While the culture was catching up with him, Waters was canny enough to ease up on the camp factor on the road to Main Street bigtime. You can only go so far with vérité blow jobs, outsider inside jokes, and campy casting. To go all the way, he had to shed the likes of Kathleen Turner, Tracy Lord, Patty Hearst, and yes, even Divine, whose finest hour turned out to be his male gangster performance in Alan Rudolph’s Trouble in Mind (1985).
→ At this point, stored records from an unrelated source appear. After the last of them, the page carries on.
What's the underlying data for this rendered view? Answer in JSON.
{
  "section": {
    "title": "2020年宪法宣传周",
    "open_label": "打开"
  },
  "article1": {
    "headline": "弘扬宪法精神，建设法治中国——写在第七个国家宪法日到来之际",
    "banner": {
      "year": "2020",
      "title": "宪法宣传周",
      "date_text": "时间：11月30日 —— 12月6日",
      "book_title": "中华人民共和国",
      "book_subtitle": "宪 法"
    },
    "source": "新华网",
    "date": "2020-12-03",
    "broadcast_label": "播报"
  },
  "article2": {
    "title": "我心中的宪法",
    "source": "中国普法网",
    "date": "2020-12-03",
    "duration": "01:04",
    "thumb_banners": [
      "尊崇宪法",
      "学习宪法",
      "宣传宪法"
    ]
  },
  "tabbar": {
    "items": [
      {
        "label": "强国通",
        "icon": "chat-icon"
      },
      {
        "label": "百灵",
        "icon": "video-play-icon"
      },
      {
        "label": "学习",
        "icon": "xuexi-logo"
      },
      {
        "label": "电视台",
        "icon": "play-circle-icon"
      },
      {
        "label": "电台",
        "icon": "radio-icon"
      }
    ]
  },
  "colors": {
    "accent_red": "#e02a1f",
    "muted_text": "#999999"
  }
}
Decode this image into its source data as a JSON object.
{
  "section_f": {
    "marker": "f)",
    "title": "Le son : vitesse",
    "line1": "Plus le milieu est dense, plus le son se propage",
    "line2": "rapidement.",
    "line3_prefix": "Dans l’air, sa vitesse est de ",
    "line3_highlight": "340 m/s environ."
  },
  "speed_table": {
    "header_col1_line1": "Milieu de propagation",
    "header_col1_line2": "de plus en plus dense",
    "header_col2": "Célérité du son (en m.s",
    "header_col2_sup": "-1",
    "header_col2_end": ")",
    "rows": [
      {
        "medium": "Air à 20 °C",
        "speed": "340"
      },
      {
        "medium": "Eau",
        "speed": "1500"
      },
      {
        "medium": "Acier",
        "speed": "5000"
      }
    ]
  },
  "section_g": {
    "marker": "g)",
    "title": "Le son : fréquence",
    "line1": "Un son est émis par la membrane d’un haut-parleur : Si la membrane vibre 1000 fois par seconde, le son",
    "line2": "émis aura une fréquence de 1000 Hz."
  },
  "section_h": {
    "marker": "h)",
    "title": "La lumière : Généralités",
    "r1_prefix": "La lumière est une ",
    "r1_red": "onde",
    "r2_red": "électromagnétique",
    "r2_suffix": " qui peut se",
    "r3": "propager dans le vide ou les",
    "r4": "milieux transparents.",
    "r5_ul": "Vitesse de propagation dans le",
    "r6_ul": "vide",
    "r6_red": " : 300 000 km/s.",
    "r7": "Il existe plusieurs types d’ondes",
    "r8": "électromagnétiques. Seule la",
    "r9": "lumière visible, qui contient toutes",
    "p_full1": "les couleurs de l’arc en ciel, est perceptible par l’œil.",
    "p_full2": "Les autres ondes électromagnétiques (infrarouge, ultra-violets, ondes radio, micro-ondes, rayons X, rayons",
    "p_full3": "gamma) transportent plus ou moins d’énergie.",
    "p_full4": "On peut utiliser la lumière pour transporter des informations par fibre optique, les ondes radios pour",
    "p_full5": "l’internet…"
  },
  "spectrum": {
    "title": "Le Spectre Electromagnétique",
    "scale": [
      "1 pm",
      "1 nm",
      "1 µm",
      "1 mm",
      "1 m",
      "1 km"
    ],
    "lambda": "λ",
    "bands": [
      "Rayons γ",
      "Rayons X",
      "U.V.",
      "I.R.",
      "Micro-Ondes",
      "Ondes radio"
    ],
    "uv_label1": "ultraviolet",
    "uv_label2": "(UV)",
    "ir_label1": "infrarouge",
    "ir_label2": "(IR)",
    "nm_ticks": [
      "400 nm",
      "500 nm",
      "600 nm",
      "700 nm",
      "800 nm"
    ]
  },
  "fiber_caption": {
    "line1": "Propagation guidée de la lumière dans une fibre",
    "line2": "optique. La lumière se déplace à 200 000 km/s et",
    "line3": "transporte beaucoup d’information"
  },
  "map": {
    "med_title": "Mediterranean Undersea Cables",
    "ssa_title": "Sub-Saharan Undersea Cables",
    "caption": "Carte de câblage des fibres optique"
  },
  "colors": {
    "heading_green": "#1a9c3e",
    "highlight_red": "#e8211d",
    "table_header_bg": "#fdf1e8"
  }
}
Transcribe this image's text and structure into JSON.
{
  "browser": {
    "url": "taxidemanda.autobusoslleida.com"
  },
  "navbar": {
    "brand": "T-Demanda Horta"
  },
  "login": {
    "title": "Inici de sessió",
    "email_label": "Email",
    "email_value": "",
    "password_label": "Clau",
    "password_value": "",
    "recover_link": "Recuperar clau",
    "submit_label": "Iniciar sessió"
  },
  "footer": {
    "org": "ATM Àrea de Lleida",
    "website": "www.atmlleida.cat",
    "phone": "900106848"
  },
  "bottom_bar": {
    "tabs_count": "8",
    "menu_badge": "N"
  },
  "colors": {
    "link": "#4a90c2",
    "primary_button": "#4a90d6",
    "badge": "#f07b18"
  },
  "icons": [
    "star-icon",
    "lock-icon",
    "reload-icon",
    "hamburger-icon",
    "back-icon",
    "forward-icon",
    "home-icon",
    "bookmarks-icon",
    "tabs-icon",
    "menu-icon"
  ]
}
Waters watered down the gay épater les bourgeoises outrages, switched from once-250-pound Ricki Lake to barely bulging Winokur, and turned real turds into scentless plastic replicas in the Har-De-Har Hut (the gag store run by Edna Turnblad’s husband in Hairspray).
He foreswore shock for feel-good schlock, and protopunk nihilism for fond boomer nostalgia. His ghastly, lurid early color schemes (an attempt to compensate for $10,000-budget film technology) gave way to Hairspray’s million-dollar hues, as delectable as the Necco wafers on which they’re based. (Waters used to be so thrifty that when a scene called for necrophilia with chickens, the cast cooked and ate them afterwards.) Waters also hired talents to make up for his deficiencies: Thomas “The Producers” Meehan and Mark O’Donnell, the world’s greatest incompetent-draughtsman cartoonist, buff up Hairspray’s book to a shinier gloss than he ever could, and the Tony Awards’ usual suspect Jack O’Brien directs with a far smoother hand.
The plot remains the same from Pink Flamingos to Hairspray: Despised good-hearted outsiders defiantly make a virtue of their weirdness and take over the world by sheer force of style. Only now the outsiders steer clear of necrophilia with real chickens. Their causes are the unexceptionable: teen freedom to dance to “jungle music,” date interracially, and commit “hair-don’ts.”Hairspray’s liberalism is about as bold as “You’ve Got To Be Carefully Taught” in South Pacific.
Yet Waters didn’t really sell out his pariah principles in the process. He sneaks in worthy subversion around the edges: “Timeless to Me,” the show-slowing yet pleasing duet of Mr. and Mrs. Turnblad, does, after all, feature two men dancing to endless love as if it were the most natural thing in the world. Waters’ trip to the center of the culture was easier than that of his more talented fellow Warhol-inspired outsider, Gus Van Sant. Van Sant’s demimonde heroes were so dark, druggy, and sexually outré that he had to lighten the load to attract Oscars. He couldn’t get away with the ruthless humor and etched-in-ice acting of To Die For (1995)—in the court of pop culture, excellence is no defense. So he sentimentalized his standard plot and scored with Good Will Hunting (1997) and Finding Forrester (2000), earning the power to do scarier stuff like the J.T. LeRoy novel Sarah (currently in production). He must alternate his true creative self with a lesser (still impressive) one.
John Waters faced an easier task, because his outsiders were always, ultimately, just kidding. Sure, they staged explicit scenes of mother-son fellatio, but there was something oddly wholesome about it. You knew they were just a couple of guys having a blast breaking some rules; there was no psychodrama. We’re not talking River and Keanu plumbing the depths here. There are no depths in a John Waters romp. He’s not just the queen of clean—he’s the king of the Har-De-Har Hut.